Speaking this March to a group of business lawyers, O’Connor said the ADA illustrated what happens when a bill’s sponsors “are so eager to get something passed that what passes hasn’t been as carefully written as a group of law professors might put together,” according to an account in the Washington Post.
“That act is one of those that did leave uncertainties as to what Congress had in mind,” she said. Two months earlier, in the ruling on carpal tunnel syndrome, O’Connor wrote that the ADA’s definition of disability “must be interpreted strictly to create a demanding standard.” Otherwise, she said, the number of disabled Americans would be much higher than the 43 million estimated by Congress when it passed the law.
O’Connor was also the principal author of the court’s 1999 rulings that first limited the disability definition by excluding people whose conditions — high blood pressure or nearsightedness, for example — could be remedied. The rulings, like the carpal tunnel case, meant that employers could deny jobs to people because of their conditions and have no duty to accommodate them.
“The way they’re going, there are not going to be 43 million Americans protected, only those with the most traditional disabilities, like wheelchair users, blind people and deaf people,” said Larry Paradis, legal director of Disability Rights Advocates in Oakland.
Chai Feldblum, a Georgetown University law professor who was one of the chief drafters of the ADA, said its language was modeled after a 17-year-old disability law that had been interpreted to cover not only traditional categories but also conditions like epilepsy and bad backs, largely excluded by rulings of the last few years. “It never occurred to us that those words would be applied with such constricted interpretations,” she said. “Congress intended to cover people with a range of health conditions without much lawyer time spent on how disabling the impairment was.”
On the employers’ side, attorney Alvarez said the court was upholding congressional intent. He noted that the ADA, unlike other civil rights laws, requires employers to work with employees on adjustments that might keep them on the job, like adaptive equipment and new assignments.

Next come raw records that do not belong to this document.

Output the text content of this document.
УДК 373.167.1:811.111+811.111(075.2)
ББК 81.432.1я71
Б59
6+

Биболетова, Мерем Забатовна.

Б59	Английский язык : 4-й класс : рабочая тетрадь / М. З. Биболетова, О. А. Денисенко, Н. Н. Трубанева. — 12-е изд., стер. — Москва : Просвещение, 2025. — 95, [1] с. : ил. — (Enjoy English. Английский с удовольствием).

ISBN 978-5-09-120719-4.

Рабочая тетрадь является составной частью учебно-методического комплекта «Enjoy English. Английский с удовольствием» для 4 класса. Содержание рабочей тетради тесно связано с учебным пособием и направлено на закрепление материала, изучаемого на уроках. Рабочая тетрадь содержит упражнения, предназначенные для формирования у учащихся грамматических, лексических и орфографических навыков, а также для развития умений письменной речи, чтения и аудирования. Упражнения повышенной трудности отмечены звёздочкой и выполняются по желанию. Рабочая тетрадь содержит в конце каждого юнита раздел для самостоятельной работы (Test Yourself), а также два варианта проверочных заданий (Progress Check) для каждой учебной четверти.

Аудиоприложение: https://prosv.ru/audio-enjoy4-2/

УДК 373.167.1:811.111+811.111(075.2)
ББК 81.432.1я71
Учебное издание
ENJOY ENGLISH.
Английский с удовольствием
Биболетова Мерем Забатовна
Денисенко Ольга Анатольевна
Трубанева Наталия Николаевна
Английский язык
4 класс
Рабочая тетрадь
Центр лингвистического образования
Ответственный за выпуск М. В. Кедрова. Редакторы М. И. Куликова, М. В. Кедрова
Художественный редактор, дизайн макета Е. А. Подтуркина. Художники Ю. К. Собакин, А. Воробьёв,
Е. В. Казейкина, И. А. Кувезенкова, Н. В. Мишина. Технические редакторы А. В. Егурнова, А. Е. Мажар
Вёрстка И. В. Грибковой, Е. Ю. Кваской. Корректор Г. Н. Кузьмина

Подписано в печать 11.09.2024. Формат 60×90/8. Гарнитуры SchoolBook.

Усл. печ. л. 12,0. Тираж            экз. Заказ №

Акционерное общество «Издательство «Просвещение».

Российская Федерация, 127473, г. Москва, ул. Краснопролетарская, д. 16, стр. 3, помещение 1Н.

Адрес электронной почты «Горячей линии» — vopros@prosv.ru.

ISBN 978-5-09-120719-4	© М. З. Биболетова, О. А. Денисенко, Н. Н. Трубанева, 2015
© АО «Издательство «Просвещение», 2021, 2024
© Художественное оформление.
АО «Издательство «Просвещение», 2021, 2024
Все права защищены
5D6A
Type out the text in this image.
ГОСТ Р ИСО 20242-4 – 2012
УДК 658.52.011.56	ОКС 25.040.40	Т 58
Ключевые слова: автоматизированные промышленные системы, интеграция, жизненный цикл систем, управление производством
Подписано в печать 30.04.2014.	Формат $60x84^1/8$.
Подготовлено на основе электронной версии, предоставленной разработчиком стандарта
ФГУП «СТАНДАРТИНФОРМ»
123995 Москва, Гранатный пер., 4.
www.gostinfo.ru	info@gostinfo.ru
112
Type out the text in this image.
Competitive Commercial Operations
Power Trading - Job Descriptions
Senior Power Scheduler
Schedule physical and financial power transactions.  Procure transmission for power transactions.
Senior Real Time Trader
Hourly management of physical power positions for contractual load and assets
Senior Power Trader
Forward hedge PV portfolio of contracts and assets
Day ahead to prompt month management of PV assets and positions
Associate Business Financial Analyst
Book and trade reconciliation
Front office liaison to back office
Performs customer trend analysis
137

The court is “just trying to make sure it isn’t used in so many circumstances that it becomes meaningless,” he said. “Truly disabled people need that process. You don’t want it diluted.”
Lawyers on both sides say the Supreme Court rulings underscore the importance of California’s disability rights law, which covers a wider range of conditions than the court-interpreted ADA and contains none of the court’s restrictions on damage suits.
The nation’s high court has not yet accepted any ADA cases for review in the term that starts in October, though lawyers for Disability Rights Advocates spoke nervously about a Cleveland case that could give the justices a chance to further restrict ADA suits against states.
Looking ahead more hopefully, the plaintiffs’ lawyers recalled 1987 and 1991, when Congress rewrote laws on sex and race discrimination to undo restrictive Supreme Court rulings.
Said Paradis of Disability Rights Advocates: “It may be time for an ADA Restoration Act.”